No server → no remote compromise of a central database.

Main risks:

  • Device theft.
  • Shoulder-surfing / casual access.
  • Browser storage inspection.

7.2 Encryption

  • Algorithm: AES-GCM (256-bit).
  • Key derivation: PBKDF2-HMAC-SHA256 with configurable iterations.
  • Keys derived from user passphrase, never stored in plaintext.

High-level flow:

  1. User provides passphrase.
  2. Key is derived via PBKDF2 (with per-user salt).
  3. Pain entries are serialized and encrypted.
  4. Ciphertext + IV + salt are stored in IndexedDB.

7.3 Content Security Policy (CSP)

  • default-src 'self'
  • frame-ancestors 'none' (no embedding)
  • object-src 'none'
  • Images/fonts/scripts restricted to self (and minimal required exceptions for dev).

8. PWA Architecture

  • Service worker pre-caches the app shell.
  • Pain entries are stored in IndexedDB and remain available offline.
  • The app can be installed to home screen on supported devices.
  • Updates:
    • New versions are detected and the user is prompted to reload.

9. Reporting & WorkSafeBC Integration

Pain Tracker generates a structured summary suitable for manual transcription into WorkSafeBC forms (6/7/8) and a PDF export with:

  • Time-bounded pain log.
  • Trend summary (average/peak over the selected period).
  • Activity limitations snapshot.
  • Free-text narrative of pain progression.

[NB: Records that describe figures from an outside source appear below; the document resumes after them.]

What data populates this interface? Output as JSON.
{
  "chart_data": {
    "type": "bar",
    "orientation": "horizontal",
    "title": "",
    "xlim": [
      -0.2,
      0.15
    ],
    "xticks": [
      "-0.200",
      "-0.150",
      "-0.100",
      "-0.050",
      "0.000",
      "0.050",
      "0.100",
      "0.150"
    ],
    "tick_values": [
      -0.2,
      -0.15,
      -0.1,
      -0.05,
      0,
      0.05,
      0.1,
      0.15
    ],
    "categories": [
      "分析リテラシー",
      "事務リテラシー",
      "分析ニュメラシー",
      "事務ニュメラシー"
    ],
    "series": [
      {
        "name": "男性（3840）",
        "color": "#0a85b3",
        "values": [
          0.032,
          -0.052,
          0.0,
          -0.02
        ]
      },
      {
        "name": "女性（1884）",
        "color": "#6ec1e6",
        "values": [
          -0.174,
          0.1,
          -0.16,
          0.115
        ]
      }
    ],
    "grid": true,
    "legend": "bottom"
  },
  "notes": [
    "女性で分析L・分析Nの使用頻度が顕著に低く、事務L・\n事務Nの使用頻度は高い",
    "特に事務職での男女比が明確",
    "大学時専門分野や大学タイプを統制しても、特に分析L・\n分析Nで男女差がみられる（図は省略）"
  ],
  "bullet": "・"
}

Note: Direct, official form replication may require legal review; current implementation focuses on helpful summaries aligned to WorkSafeBC requirements.


10. Testing Strategy

  • Unit tests: Core utilities (encryption, validation, analytics).
  • Integration tests: Store + IndexedDB persistence.
  • E2E tests: Critical flows:
    • Create/edit/delete pain entry.
    • Refresh and verify persistence.
    • Generate export.

Testing tools: Vitest + Playwright.


11. Roadmap (High-Level)

  • Emotional metrics with more nuanced scoring.
  • Advanced analytics (trigger correlations, flare prediction).
  • Optional clinician reports.
  • Optional sync / backup mechanisms (user-controlled, privacy-preserving).

This document is a living overview. See the roadmap in README.md or GitHub Issues for current priorities.